Open House brings hope to Rider
By Kaitlyn McCormick
An influx of traffic flowed down Lawrenceville Road bringing a record number of prospective Broncs to Rider’s campus and causing backups past I-295 on Route 206 and at both I-295 exits leading toward Rider for what Vice President of Enrollment Management Drew Aromando deemed a beautiful day on campus.
Aside from saying this being the time traffic was severely backed up coming off of the interstate highway system, Aromando reported that the university’s April 23 Open House saw 746 potential students and over 2,000 total attendees, a university record, breaking the previous best of 583 in 2015.
The Open House preceded a “critical week” for the university, tracking admissions and deposits leading up to the May 1st, National Decision Day.
Aromando reported that, as of April 24, the university saw 534 freshmen deposits and 117 transfer deposits, exceeding 2022 by 69 deposits to date – a 12% total increase.
“This is a great place to be, and the signs have been really good,” Aromando said.
The reports of trending enrollment numbers and record-breaking interest come less than a month after Moody’s Investors Service downgraded Rider’s bond rating on April 5, the third time since 2020.
James Hartman, Rider’s senior vice president for finance and chief financial officer, illustrated the connection that enrollment has with the university’s finances, noting that about 93% of Rider’s revenue comes from student expenses like tuition, fees and housing; “That is the lifeblood of Rider … enrollment, students,” he said.
The university has been the center of press and debate surrounding
financial circumstance, which Moody’s reports culminates in $111 million of outstanding debt, and criticism following the archival and elimination of a number of small programs. However, Hartman and Aromando made sure to continue enforcing the impact the COVID-19 pandemic had on class sizes and enrollment and, subsequently, finances.
“If you have a down year in enrollment … you live with that lower class for four years until they graduate,” Hartman said, explaining that financial implications from one low-enrolled or low-residency year can impact the university for a longer period of time.
Despite these issues, Aromando is remaining positive in Rider’s sense of “rebranding.”
One facet of this phase is “notching up” the quality of admits, which Aromando said is to ensure that the university is enrolling students who will be successful academically and financially. For example, the school is not admitting students with a 2.5 GPA or below.
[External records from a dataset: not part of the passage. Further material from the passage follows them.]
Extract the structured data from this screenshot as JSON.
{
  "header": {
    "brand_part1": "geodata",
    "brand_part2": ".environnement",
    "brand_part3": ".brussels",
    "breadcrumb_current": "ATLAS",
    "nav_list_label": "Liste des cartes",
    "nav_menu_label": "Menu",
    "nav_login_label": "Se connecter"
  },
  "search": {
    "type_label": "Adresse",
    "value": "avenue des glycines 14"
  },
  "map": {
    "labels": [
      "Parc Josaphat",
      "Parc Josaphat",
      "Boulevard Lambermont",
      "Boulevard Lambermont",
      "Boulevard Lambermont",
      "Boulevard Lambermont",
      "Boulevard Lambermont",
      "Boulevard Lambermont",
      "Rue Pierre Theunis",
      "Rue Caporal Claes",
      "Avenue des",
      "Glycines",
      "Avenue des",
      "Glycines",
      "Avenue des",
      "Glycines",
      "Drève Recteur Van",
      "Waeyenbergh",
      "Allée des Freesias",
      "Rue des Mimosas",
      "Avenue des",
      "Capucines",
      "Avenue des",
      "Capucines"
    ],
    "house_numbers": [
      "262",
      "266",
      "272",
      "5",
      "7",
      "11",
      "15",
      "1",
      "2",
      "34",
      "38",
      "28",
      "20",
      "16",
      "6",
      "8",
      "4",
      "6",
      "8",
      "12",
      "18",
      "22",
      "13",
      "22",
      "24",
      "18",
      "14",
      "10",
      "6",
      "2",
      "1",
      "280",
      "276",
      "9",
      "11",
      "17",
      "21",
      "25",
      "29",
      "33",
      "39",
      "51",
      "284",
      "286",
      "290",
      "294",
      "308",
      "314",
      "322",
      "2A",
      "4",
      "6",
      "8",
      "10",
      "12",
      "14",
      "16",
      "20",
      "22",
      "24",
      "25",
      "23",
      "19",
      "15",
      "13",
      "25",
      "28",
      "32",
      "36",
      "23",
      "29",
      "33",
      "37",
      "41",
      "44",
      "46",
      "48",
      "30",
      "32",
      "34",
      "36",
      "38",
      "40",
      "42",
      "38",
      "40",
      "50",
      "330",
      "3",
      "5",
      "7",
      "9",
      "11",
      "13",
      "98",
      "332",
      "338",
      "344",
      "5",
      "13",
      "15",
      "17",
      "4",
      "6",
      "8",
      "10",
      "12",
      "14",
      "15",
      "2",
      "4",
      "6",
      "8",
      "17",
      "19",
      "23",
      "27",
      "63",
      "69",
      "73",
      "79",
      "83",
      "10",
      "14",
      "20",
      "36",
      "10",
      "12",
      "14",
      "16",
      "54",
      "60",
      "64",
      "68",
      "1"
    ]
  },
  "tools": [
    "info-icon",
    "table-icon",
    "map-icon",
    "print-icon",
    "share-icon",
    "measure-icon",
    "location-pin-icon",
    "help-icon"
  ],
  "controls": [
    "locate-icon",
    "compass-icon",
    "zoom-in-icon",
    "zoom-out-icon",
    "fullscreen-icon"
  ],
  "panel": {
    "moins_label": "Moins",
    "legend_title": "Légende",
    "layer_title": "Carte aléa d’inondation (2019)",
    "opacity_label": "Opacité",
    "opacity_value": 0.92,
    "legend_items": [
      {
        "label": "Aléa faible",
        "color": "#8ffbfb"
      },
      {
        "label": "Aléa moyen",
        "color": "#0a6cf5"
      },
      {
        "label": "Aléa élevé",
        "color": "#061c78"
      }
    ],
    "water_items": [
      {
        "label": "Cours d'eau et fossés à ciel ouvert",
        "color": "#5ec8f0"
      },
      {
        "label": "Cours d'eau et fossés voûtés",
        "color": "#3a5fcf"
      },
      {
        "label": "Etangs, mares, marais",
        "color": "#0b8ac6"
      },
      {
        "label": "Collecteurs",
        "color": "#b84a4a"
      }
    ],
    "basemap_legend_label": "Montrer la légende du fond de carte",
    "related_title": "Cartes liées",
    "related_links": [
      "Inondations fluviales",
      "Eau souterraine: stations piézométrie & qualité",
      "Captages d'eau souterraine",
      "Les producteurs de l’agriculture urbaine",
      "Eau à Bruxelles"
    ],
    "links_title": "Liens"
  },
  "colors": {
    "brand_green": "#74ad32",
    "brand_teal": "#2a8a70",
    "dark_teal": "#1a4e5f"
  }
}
“Additionally, in some of the majors students have tended to struggle, mostly the sciences, we’ve enhanced the transcript review to make sure we’ve got four years of math or four years of science,” Aromando said. “It makes the classroom better … and it also improves things like retention rates.”
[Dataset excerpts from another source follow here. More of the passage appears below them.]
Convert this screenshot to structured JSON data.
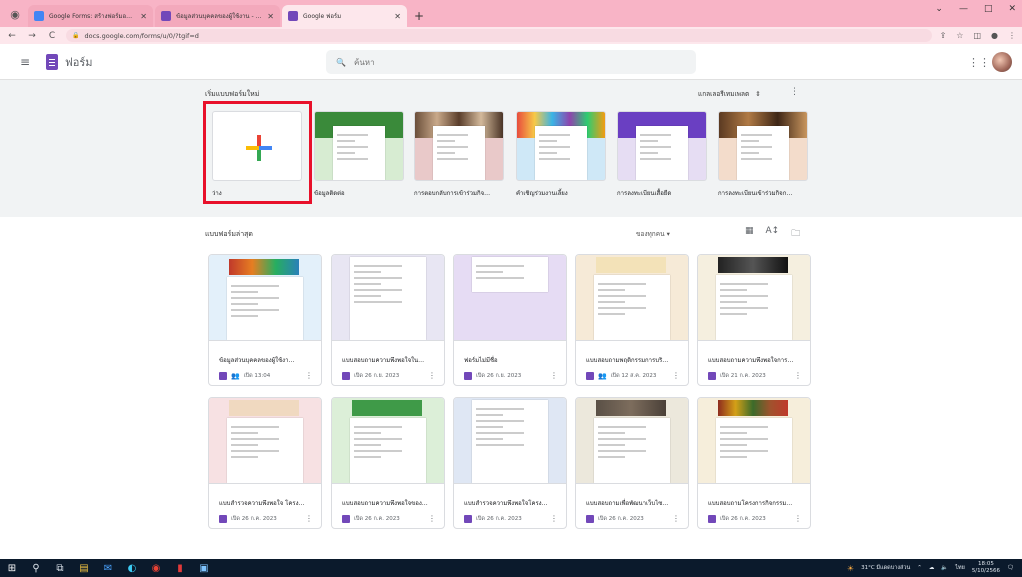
{
  "browser": {
    "tabs": [
      {
        "title": "Google Forms: สร้างฟอร์มออนไลน…",
        "active": false,
        "favicon": "docs"
      },
      {
        "title": "ข้อมูลส่วนบุคคลของผู้ใช้งาน - Goog…",
        "active": false,
        "favicon": "forms"
      },
      {
        "title": "Google ฟอร์ม",
        "active": true,
        "favicon": "forms"
      }
    ],
    "new_tab_label": "+",
    "url": "docs.google.com/forms/u/0/?tgif=d",
    "nav": {
      "back": "←",
      "forward": "→",
      "reload": "C"
    },
    "window_controls": {
      "minimize": "⌄",
      "restore": "—",
      "maximize": "□",
      "close": "✕"
    },
    "toolbar_icons": [
      "share-icon",
      "bookmark-star-icon",
      "extension-icon",
      "profile-icon",
      "menu-dots-icon"
    ]
  },
  "header": {
    "app_title": "ฟอร์ม",
    "search_placeholder": "ค้นหา",
    "menu_glyph": "≡",
    "search_glyph": "🔍",
    "apps_glyph": "⋮⋮"
  },
  "start_section": {
    "label": "เริ่มแบบฟอร์มใหม่",
    "gallery_label": "แกลเลอรีเทมเพลต",
    "gallery_glyph": "⇕",
    "more_glyph": "⋮",
    "templates": [
      {
        "label": "ว่าง",
        "kind": "blank"
      },
      {
        "label": "ข้อมูลติดต่อ",
        "kind": "green"
      },
      {
        "label": "การตอบกลับการเข้าร่วมกิจ…",
        "kind": "photo-party"
      },
      {
        "label": "คำเชิญร่วมงานเลี้ยง",
        "kind": "balloons"
      },
      {
        "label": "การลงทะเบียนเสื้อยืด",
        "kind": "purple"
      },
      {
        "label": "การลงทะเบียนเข้าร่วมกิจก…",
        "kind": "photo-event"
      }
    ]
  },
  "recent": {
    "label": "แบบฟอร์มล่าสุด",
    "owner_filter": "ของทุกคน ▾",
    "view_icons": {
      "grid": "▦",
      "sort": "A↕",
      "folder": "🗀"
    },
    "forms": [
      {
        "title": "ข้อมูลส่วนบุคคลของผู้ใช้งา…",
        "date": "เปิด 13:04",
        "shared": true,
        "thumb": "photo"
      },
      {
        "title": "แบบสอบถามความพึงพอใจใน…",
        "date": "เปิด 26 ก.ย. 2023",
        "shared": false,
        "thumb": "lavender"
      },
      {
        "title": "ฟอร์มไม่มีชื่อ",
        "date": "เปิด 26 ก.ย. 2023",
        "shared": false,
        "thumb": "purple"
      },
      {
        "title": "แบบสอบถามพฤติกรรมการบริ…",
        "date": "เปิด 12 ส.ค. 2023",
        "shared": true,
        "thumb": "clock"
      },
      {
        "title": "แบบสอบถามความพึงพอใจการ…",
        "date": "เปิด 21 ก.ค. 2023",
        "shared": false,
        "thumb": "dark"
      },
      {
        "title": "แบบสำรวจความพึงพอใจ โครง…",
        "date": "เปิด 26 ก.ค. 2023",
        "shared": false,
        "thumb": "pink"
      },
      {
        "title": "แบบสอบถามความพึงพอใจของ…",
        "date": "เปิด 26 ก.ค. 2023",
        "shared": false,
        "thumb": "green"
      },
      {
        "title": "แบบสำรวจความพึงพอใจโครง…",
        "date": "เปิด 26 ก.ค. 2023",
        "shared": false,
        "thumb": "blue"
      },
      {
        "title": "แบบสอบถามเพื่อพัฒนาเว็บไซ…",
        "date": "เปิด 26 ก.ค. 2023",
        "shared": false,
        "thumb": "lights"
      },
      {
        "title": "แบบสอบถามโครงการกิจกรรม…",
        "date": "เปิด 26 ก.ค. 2023",
        "shared": false,
        "thumb": "books"
      }
    ]
  },
  "taskbar": {
    "weather": "31°C มีแดดบางส่วน",
    "lang": "ไทย",
    "time": "18:05",
    "date": "5/10/2566",
    "icons": [
      "start-icon",
      "search-icon",
      "task-view-icon",
      "explorer-icon",
      "mail-icon",
      "edge-icon",
      "chrome-icon",
      "app-icon",
      "photos-icon"
    ]
  }
}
He also reflected on the $500 balance deregistration threshold put in place last semester.
“We want to recruit to retain, and we want to set students up for academic success and financial success. We don’t do any favors to anybody by starting them out, letting the balance snowball, and then they end up having to transfer out with a balance,” Aromando said.
To prepare for May 1, the university has scheduled a slew of decision week events. The sudden uptick in interest is one that Aromando and Hartman described as not from any one specific reason, rather an across the board effort in getting the Rider name out and utilizing marketing and admission strategies.
“There really seems to be a buzz about Rider right now,” Hartman said. “It’s a pretty neat place to be.”